Pré aqueça o forno a 220º. Estenda a massa folhada até obter um quadrado. Polvilhe com açúcar granulado e com a essência de baunilha. Enrole a massa folhada em dois rolos que se encontrem ao centro. Corte fatias com menos de 1 cm e disponha-as num tabuleiro de ir ao forno. Polvilhe-as com açúcar em pó. Leve ao forno até caramelizarem

domingo, janeiro 22

Manuel Tomás

Sentou-se no alpendre, que não era bem um alpendre mas sim um telheiro de Lusalite que mandara pôr  por  cima da garagem. Sentou-se com as mãos fazendo força nas coxas, respirando com dificuldade.  Sentiu as palmas da mão suadas e limpou-as ao peito da camisa de quadrados, já a esfarelar-se nos colarinhos. A mulher abriu a porta da cozinha e saiu à frente do cheiro quente a canela dos bolos que coziam no forno. Então, homem? Perguntou enquanto limpava as mãos gretadas no pano da loiça. Ele não respondeu. Ela pôs a mão em pala e repetiu. Então homem? Ele ergueu o rosto coberto de suor frio e olhou o rosto grosseiro da mulher que ela voltava para o canto da parede sempre que lhe tentava fazer um filho, como se no escuro do quarto tomasse consciência da sua fealdade. Mas tendo  ele só três dedos na mão direita, perdidos na carpintaria do pai, já ficara satisfeito por pelo menos ela não ter defeito. Fez-lhe um gesto com a mão quando a sentiu a querer descer as escadas. O cheiro a canela já vinha uns dez passos à frente dela. E lembrou-se da mãe, tendendo filhoses de laranja para a quermesse. Devo estar mesmo a morrer, pensou. Diziam que a infância voltava instantes antes da morte chegar. Se calhar a danada já estava  ali por cima do ombro, apertar-lhe aquela dor aguda no peito. Então homem? Já tinha descido os degrau e caminhava lenta para ele. A porta da cozinha aberta e os dedos da mãe cobertos de açúcar e canela mergulhados nos pratos de flores azuis. Danada, rosnou. Então nada, gritou-lhe a custo.
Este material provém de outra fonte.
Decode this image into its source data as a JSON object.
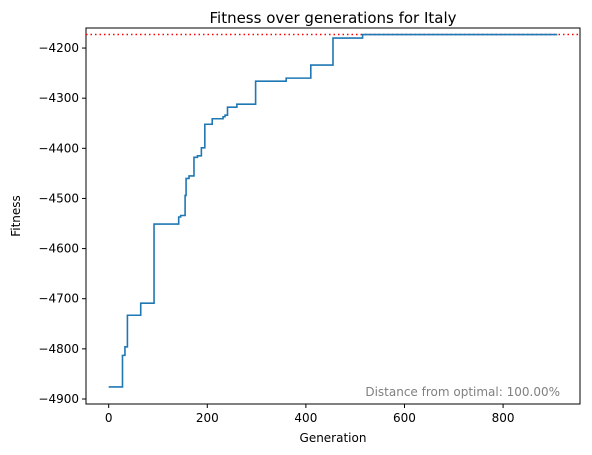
{
  "chart_data": {
    "type": "line",
    "title": "Fitness over generations for Italy",
    "xlabel": "Generation",
    "ylabel": "Fitness",
    "xlim": [
      -46,
      956
    ],
    "ylim": [
      -4910,
      -4160
    ],
    "xticks": [
      0,
      200,
      400,
      600,
      800
    ],
    "yticks": [
      -4200,
      -4300,
      -4400,
      -4500,
      -4600,
      -4700,
      -4800,
      -4900
    ],
    "grid": false,
    "series": [
      {
        "color": "#1f77b4",
        "x": [
          0,
          28,
          28,
          33,
          33,
          38,
          38,
          43,
          43,
          65,
          65,
          92,
          92,
          142,
          142,
          146,
          146,
          155,
          155,
          157,
          157,
          163,
          163,
          173,
          173,
          180,
          180,
          188,
          188,
          195,
          195,
          210,
          210,
          232,
          232,
          236,
          236,
          241,
          241,
          260,
          260,
          298,
          298,
          360,
          360,
          410,
          410,
          455,
          455,
          515,
          515,
          633,
          633,
          910
        ],
        "y": [
          -4876,
          -4876,
          -4813,
          -4813,
          -4796,
          -4796,
          -4733,
          -4733,
          -4733,
          -4733,
          -4709,
          -4709,
          -4551,
          -4551,
          -4537,
          -4537,
          -4534,
          -4534,
          -4494,
          -4494,
          -4460,
          -4460,
          -4455,
          -4455,
          -4418,
          -4418,
          -4415,
          -4415,
          -4399,
          -4399,
          -4352,
          -4352,
          -4341,
          -4341,
          -4337,
          -4337,
          -4334,
          -4334,
          -4318,
          -4318,
          -4312,
          -4312,
          -4266,
          -4266,
          -4260,
          -4260,
          -4234,
          -4234,
          -4180,
          -4180,
          -4173,
          -4173,
          -4173,
          -4173
        ]
      }
    ],
    "reference_line": {
      "y": -4173,
      "color": "#ff0000",
      "style": "dotted"
    },
    "annotation": {
      "text": "Distance from optimal: 100.00%",
      "color": "#808080",
      "position": "bottom-right"
    }
  }
}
Traz-me mas é um cigarro que isto a vida são dois dias. 


Queques de canela e laranja



140 g de manteiga sem sal
150g de açúcar
2 ovos inteiros
230g de farinha sem fermento
1 colher de chá de fermento
2 colheres de sopa de leite
Raspa e sumo de laranja
1 colher de chá de canela

Para a cobertura

50g de açúcar em pó
sumo de laranja q.b

Pré-aqueça o forno a 180º. Bata a manteiga com o açúcar durante 5 minutos. Adicione os ovos e bata mais 10 minutos. Junte o leite, o sumo e raspa de laranja e a canela. Deite a farinha misturada com o fermente e envolva cuidadosamente. Deite em forminhas de queque forradas com caixinhas de papel e leve ao forno durante 15-20 minutos.

Misture o açúcar em pó com o sumo de laranja até obter uma cobertura cremosa. Deite sobre os queques já frios.